A young bloke’s frozen sperm will become the stuff of heated legal argument about its lawful use

The sperm from a young filmmaker who died 11 years ago has become the stuff of legal argument.

It’s the sperm of Cameron Duncan, who shared his battle with bone cancer through his short films before his death in November 2003 aged just 17.

According to this report in the Herald on Sunday:

Eleven years on, the case is poised to make legal history.

Before he started chemotherapy, Duncan banked sperm for later use. He made no secret of his wish to father a child in the future and wanted his sperm preserved.

It is understood he signed paperwork giving his mother ownership rights to the sperm if he died.

But it’s not as simple as that in a country with committees set up to regulate just about everything we do.

Seven years after Cameron’s death, the family applied to the Ethics Committee on Assisted Reproductive Technology (Ecart) for “the posthumous donation of sperm from the deceased to his sister’s female partner”.

The application was rejected because it contravened guidelines for the storage, use and disposal of sperm from a dead man.

As the HoS tells it:

Under current laws it can only be used with prior written approval from the man.

Duncan was also a minor when he died. Legally no one has the right to use the sperm stored by a minor except the person himself.

It is understood the Duncans will argue Cameron intended for the sperm to be used when he gave his mother ownership rights.

Cameron’s sperm and the question of how it can be legally used has come to public attention because the family has applied to Ecart to extend the storage time of Cameron’s sperm because it has reached the 10-year limit.

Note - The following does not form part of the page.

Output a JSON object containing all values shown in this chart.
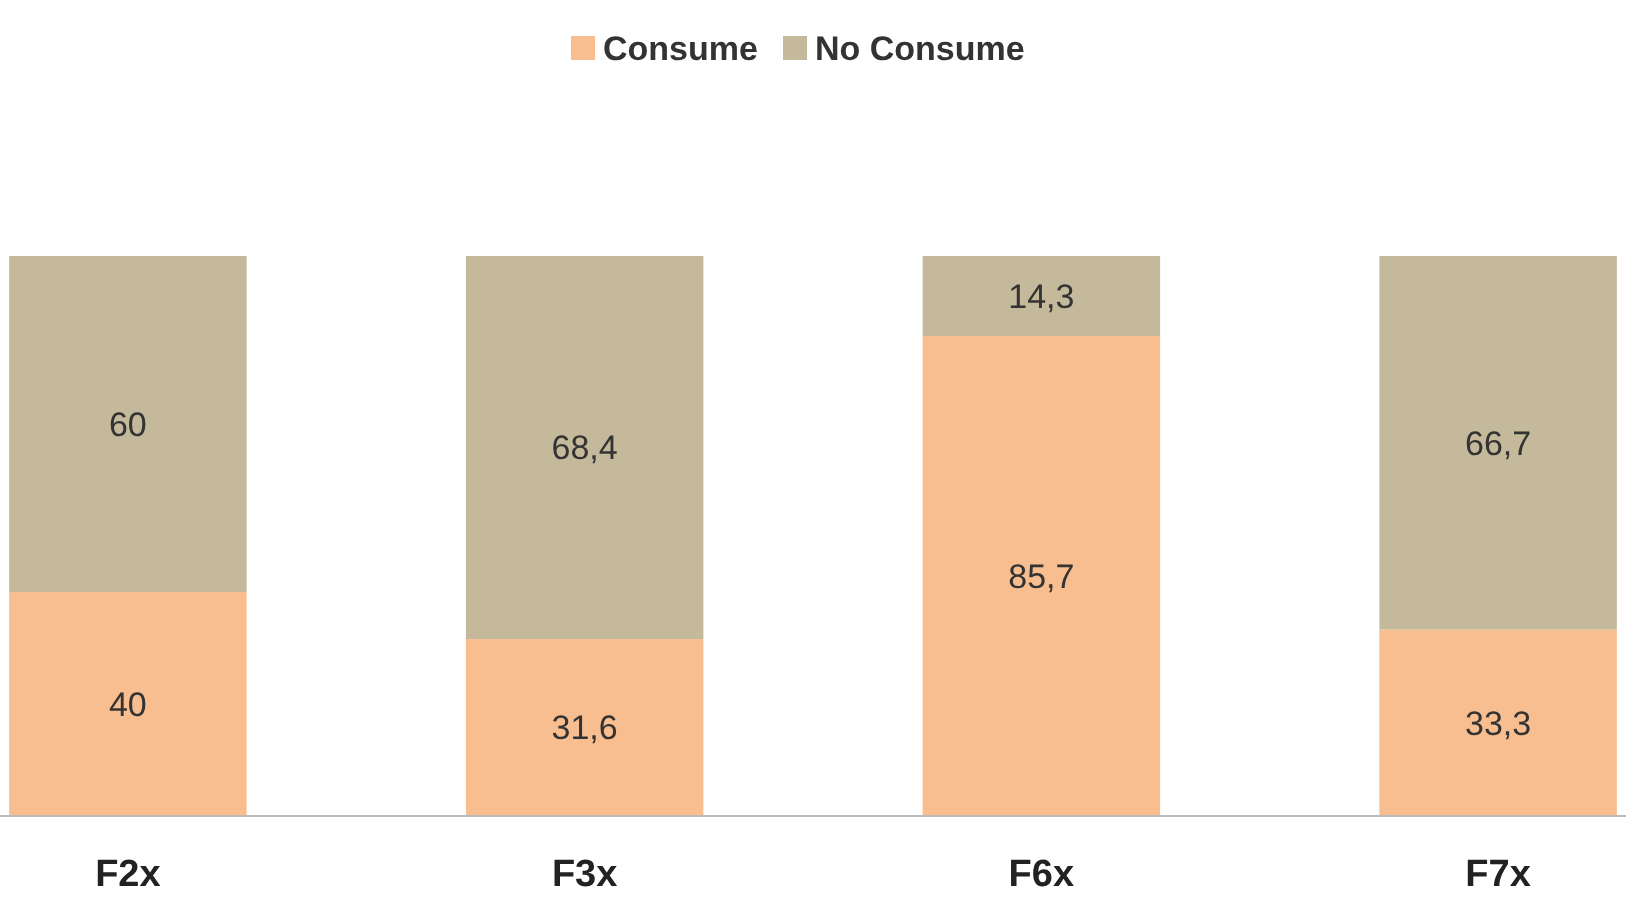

Ecart said it could not grant an extension for something that was illegal. It nevertheless accepted that the Duncans could challenge the decision and so:

The committee gave the family one year to “allow the applicant to take any steps she thinks legally appropriate to apply to Ecart for use of the sperm”.

Duncan family members declined to comment to the HoS.

But the newspaper says it understands they are taking legal advice in the hope of carrying out Cameron’s wishes. They have until November to plead their case.

Because “ethics” are heavily involved in this case, Alf is tempted to muse on some of the moral issues raised.

At the time of Cameron’s death New Zealand did not have the Civil Union Act – it took effect the following year.

Same-sex marriage became legal more recently, in August 2013.

A nice question to ask, therefore, is whether Cameron could have anticipated a pair of gay sheilas using his frozen sperm to have a baby.

And if he could have anticipated such a possibility, would he have sanctioned his seed being sown in this way?

It means his offspring will be able to claim both the donor and their aunt as “dad”.